My biggest disappointment in terms of accomplishing anything is that, when I came in, obviously TennCare was a significant issue in the campaign because it had already started crashing. I really wanted to take that and sort of turn it into a broader health care system. … I sort of saw it as a vehicle and an opportunity to do a Tennessee commonsense version of a Massachusetts plan or something like that. It wasn’t going to happen. … My biggest mistake was thinking that with kindness and sweet reason I could work with the advocacy groups and we’d all work out a program together. I
was just naïve. They just weren’t going to do that. … In the end, I wasted a year and a lot of the public’s money, and we ended up making some worse choices in terms of taking people off the rolls and cutting benefits more than I originally wanted to and so on. That is a huge unfulfilled hope that I have had about the office.
You seem to blame TennCare’s failure on others. What’s your own biggest mistake?

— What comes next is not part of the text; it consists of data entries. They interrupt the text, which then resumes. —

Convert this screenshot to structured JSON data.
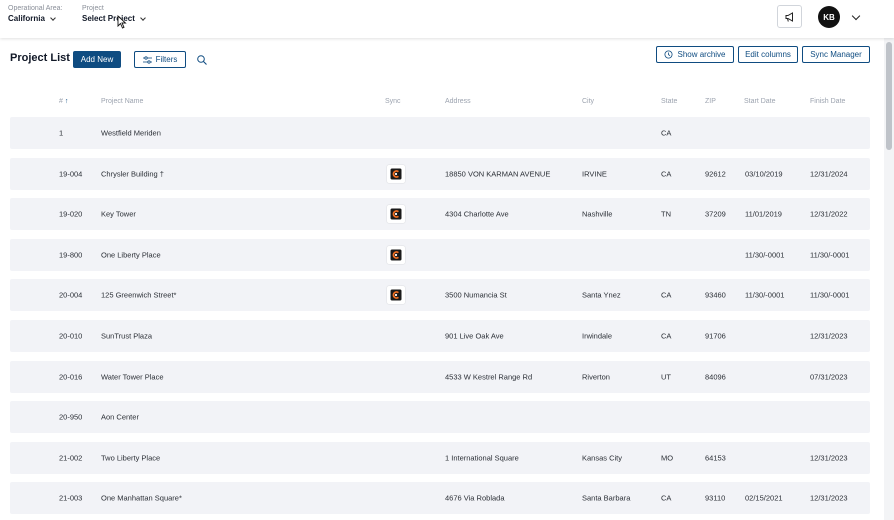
{
  "header": {
    "operational_area": {
      "label": "Operational Area:",
      "value": "California"
    },
    "project": {
      "label": "Project",
      "value": "Select Project"
    },
    "user_initials": "KB"
  },
  "toolbar": {
    "title": "Project List",
    "add_new": "Add New",
    "filters": "Filters",
    "show_archive": "Show archive",
    "edit_columns": "Edit columns",
    "sync_manager": "Sync Manager"
  },
  "table": {
    "headers": {
      "num": "#",
      "name": "Project Name",
      "sync": "Sync",
      "address": "Address",
      "city": "City",
      "state": "State",
      "zip": "ZIP",
      "start": "Start Date",
      "finish": "Finish Date"
    },
    "rows": [
      {
        "num": "1",
        "name": "Westfield Meriden",
        "sync": false,
        "address": "",
        "city": "",
        "state": "CA",
        "zip": "",
        "start": "",
        "finish": ""
      },
      {
        "num": "19-004",
        "name": "Chrysler Building †",
        "sync": true,
        "address": "18850 VON KARMAN AVENUE",
        "city": "IRVINE",
        "state": "CA",
        "zip": "92612",
        "start": "03/10/2019",
        "finish": "12/31/2024"
      },
      {
        "num": "19-020",
        "name": "Key Tower",
        "sync": true,
        "address": "4304 Charlotte Ave",
        "city": "Nashville",
        "state": "TN",
        "zip": "37209",
        "start": "11/01/2019",
        "finish": "12/31/2022"
      },
      {
        "num": "19-800",
        "name": "One Liberty Place",
        "sync": true,
        "address": "",
        "city": "",
        "state": "",
        "zip": "",
        "start": "11/30/-0001",
        "finish": "11/30/-0001"
      },
      {
        "num": "20-004",
        "name": "125 Greenwich Street*",
        "sync": true,
        "address": "3500 Numancia St",
        "city": "Santa Ynez",
        "state": "CA",
        "zip": "93460",
        "start": "11/30/-0001",
        "finish": "11/30/-0001"
      },
      {
        "num": "20-010",
        "name": "SunTrust Plaza",
        "sync": false,
        "address": "901 Live Oak Ave",
        "city": "Irwindale",
        "state": "CA",
        "zip": "91706",
        "start": "",
        "finish": "12/31/2023"
      },
      {
        "num": "20-016",
        "name": "Water Tower Place",
        "sync": false,
        "address": "4533 W Kestrel Range Rd",
        "city": "Riverton",
        "state": "UT",
        "zip": "84096",
        "start": "",
        "finish": "07/31/2023"
      },
      {
        "num": "20-950",
        "name": "Aon Center",
        "sync": false,
        "address": "",
        "city": "",
        "state": "",
        "zip": "",
        "start": "",
        "finish": ""
      },
      {
        "num": "21-002",
        "name": "Two Liberty Place",
        "sync": false,
        "address": "1 International Square",
        "city": "Kansas City",
        "state": "MO",
        "zip": "64153",
        "start": "",
        "finish": "12/31/2023"
      },
      {
        "num": "21-003",
        "name": "One Manhattan Square*",
        "sync": false,
        "address": "4676 Via Roblada",
        "city": "Santa Barbara",
        "state": "CA",
        "zip": "93110",
        "start": "02/15/2021",
        "finish": "12/31/2023"
      }
    ]
  },
  "colors": {
    "brand": "#0f4c81",
    "row_bg": "#f2f3f7",
    "header_text": "#9ca3af"
  }
}
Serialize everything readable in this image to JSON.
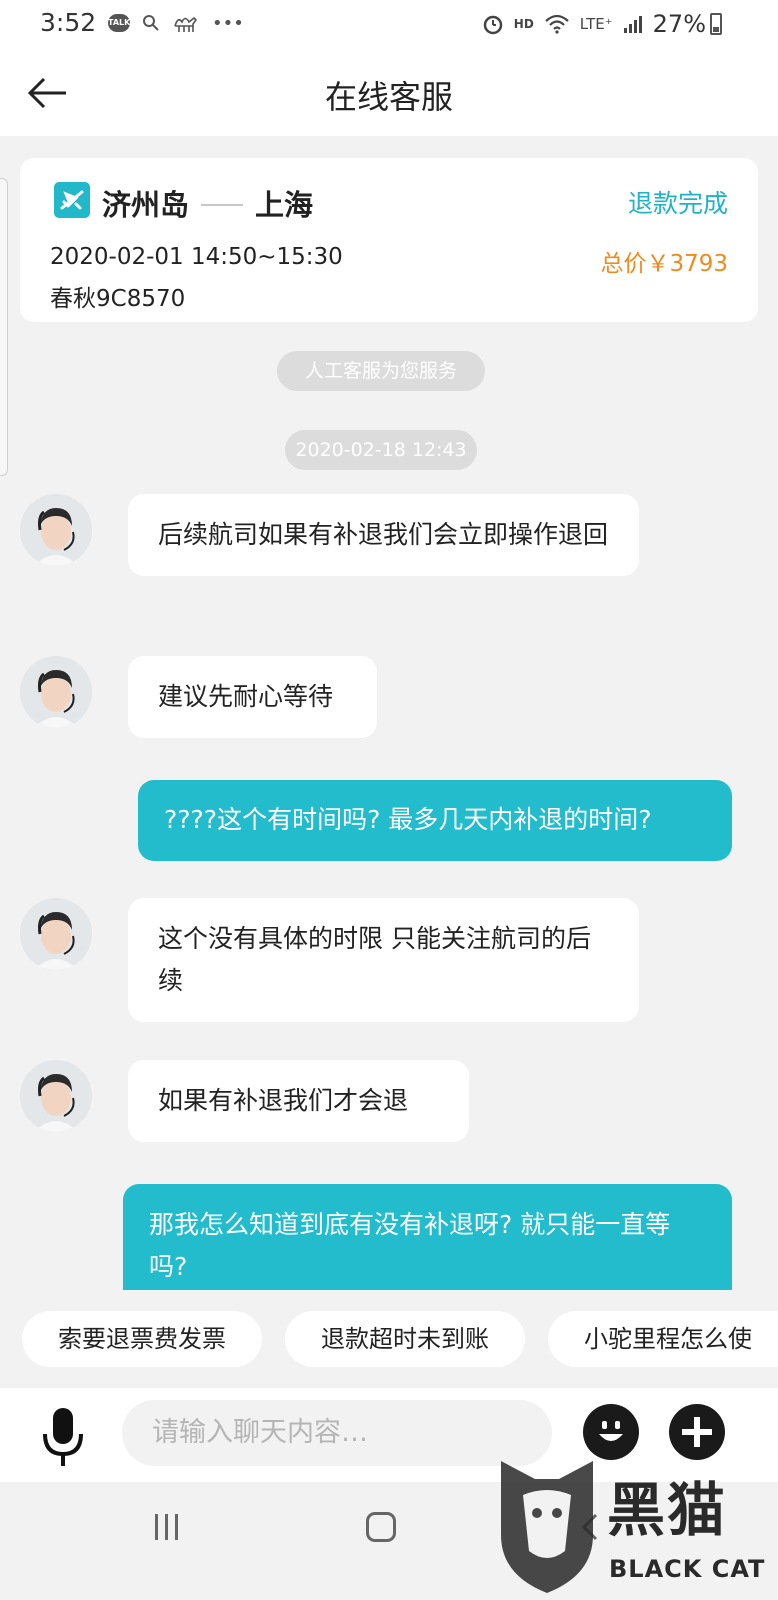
{
  "status_bar": {
    "time": "3:52",
    "talk_badge": "TALK",
    "hd": "HD",
    "lte": "LTE⁺",
    "battery": "27%",
    "battery_level": 0.27
  },
  "header": {
    "title": "在线客服"
  },
  "flight_card": {
    "from": "济州岛",
    "to": "上海",
    "status": "退款完成",
    "time": "2020-02-01 14:50~15:30",
    "flight": "春秋9C8570",
    "price": "总价￥3793"
  },
  "system": {
    "service_notice": "人工客服为您服务",
    "timestamp": "2020-02-18 12:43"
  },
  "messages": [
    {
      "from": "agent",
      "text": "后续航司如果有补退我们会立即操作退回"
    },
    {
      "from": "agent",
      "text": "建议先耐心等待"
    },
    {
      "from": "me",
      "text": "????这个有时间吗? 最多几天内补退的时间?"
    },
    {
      "from": "agent",
      "text": "这个没有具体的时限 只能关注航司的后续"
    },
    {
      "from": "agent",
      "text": "如果有补退我们才会退"
    },
    {
      "from": "me",
      "text": "那我怎么知道到底有没有补退呀? 就只能一直等吗?"
    }
  ],
  "quick_replies": [
    "索要退票费发票",
    "退款超时未到账",
    "小驼里程怎么使"
  ],
  "input": {
    "placeholder": "请输入聊天内容…"
  },
  "watermark": {
    "cn": "黑猫",
    "en": "BLACK CAT"
  },
  "colors": {
    "accent": "#22bccc",
    "price": "#ee8b1e",
    "status": "#21b2c4"
  }
}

The early stages of TennCare, I would say I misjudged all that stuff. I’m just saying the choices I made early on about the approach to take and who to trust and who not to trust and all that, they were mistakes, and they were my mistakes, OK? I’m not trying to push that off on anything else. … You all have your take on what you think were the mistakes of the administration. I don’t think it’s fair to ask me to sort of lay them all out for you. There’s obviously been ups and downs, but a lot of that stuff is in the normal course of business.
What’s next for you?
I plan to wait until January to see what the world looks like and decide what to do. I’m not going to retire. I’m not going to be a dilettante. I’ve already turned down umpteen board offers. I’m going to find something constructive to do. I feel I’ve got one more good career in me. We’ll see where that is.